Camonsertib is also part of Repare’s ongoing Phase 1 MYTHIC trial evaluating the combination of camonsertib and lunresertib, a first-in-class, oral small molecule inhibitor of PKMYT1, in patients with molecularly selected, advanced solid tumors. In October 2023, Repare presented data on the camonsertib and lunresertib combination, demonstrating clear evidence of clinical benefit across multiple tumor types and all selected genotypes, with an overall response of 33.3% across all tumor types and 50% RECIST objective response in patients with heavily pre-treated gynecologic tumors at the preliminary recommended Phase 2 dose of the combination. Repare expects to report additional camonsertib and lunresertib combination therapy data from the expansion cohorts of this trial in the second half of 2024.

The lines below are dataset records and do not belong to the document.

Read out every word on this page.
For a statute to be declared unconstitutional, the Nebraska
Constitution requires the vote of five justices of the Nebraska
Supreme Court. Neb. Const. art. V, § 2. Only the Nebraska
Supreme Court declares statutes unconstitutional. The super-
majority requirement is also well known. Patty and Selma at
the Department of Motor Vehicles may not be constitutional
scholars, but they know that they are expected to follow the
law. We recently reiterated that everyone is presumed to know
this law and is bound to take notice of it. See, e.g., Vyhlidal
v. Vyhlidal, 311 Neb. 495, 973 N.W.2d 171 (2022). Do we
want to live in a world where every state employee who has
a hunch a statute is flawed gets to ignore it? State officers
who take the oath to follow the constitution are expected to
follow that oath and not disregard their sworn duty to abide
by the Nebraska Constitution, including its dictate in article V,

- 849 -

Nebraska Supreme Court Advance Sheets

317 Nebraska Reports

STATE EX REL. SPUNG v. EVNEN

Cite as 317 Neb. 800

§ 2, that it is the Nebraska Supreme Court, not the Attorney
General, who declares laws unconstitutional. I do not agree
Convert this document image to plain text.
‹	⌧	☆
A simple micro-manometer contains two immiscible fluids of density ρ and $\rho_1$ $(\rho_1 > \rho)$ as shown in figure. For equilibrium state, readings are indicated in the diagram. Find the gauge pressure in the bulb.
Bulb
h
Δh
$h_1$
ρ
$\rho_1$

Repare has met all obligations under the Roche agreement to date, and recently earned a $40 million milestone payment from Roche. Repare continues to expect that its existing cash, cash equivalents, and marketable securities will provide sufficient capital to fund planned operations into mid-2026.

About Repare Therapeutics’ SNIPRx Platform

Repare’s SNIPRx platform is a genome-wide CRISPR-based screening approach that utilizes proprietary isogenic cell lines to identify novel and known synthetic lethal gene pairs and the corresponding patients who are most likely to benefit from the Company’s therapies based on the genetic profile of their tumors. Repare’s platform enables the development of precision therapeutics in patients whose tumors contain one or more genomic alterations identified by SNIPRx screening, in order to selectively target those tumors in patients most likely to achieve clinical benefit from resulting product candidates.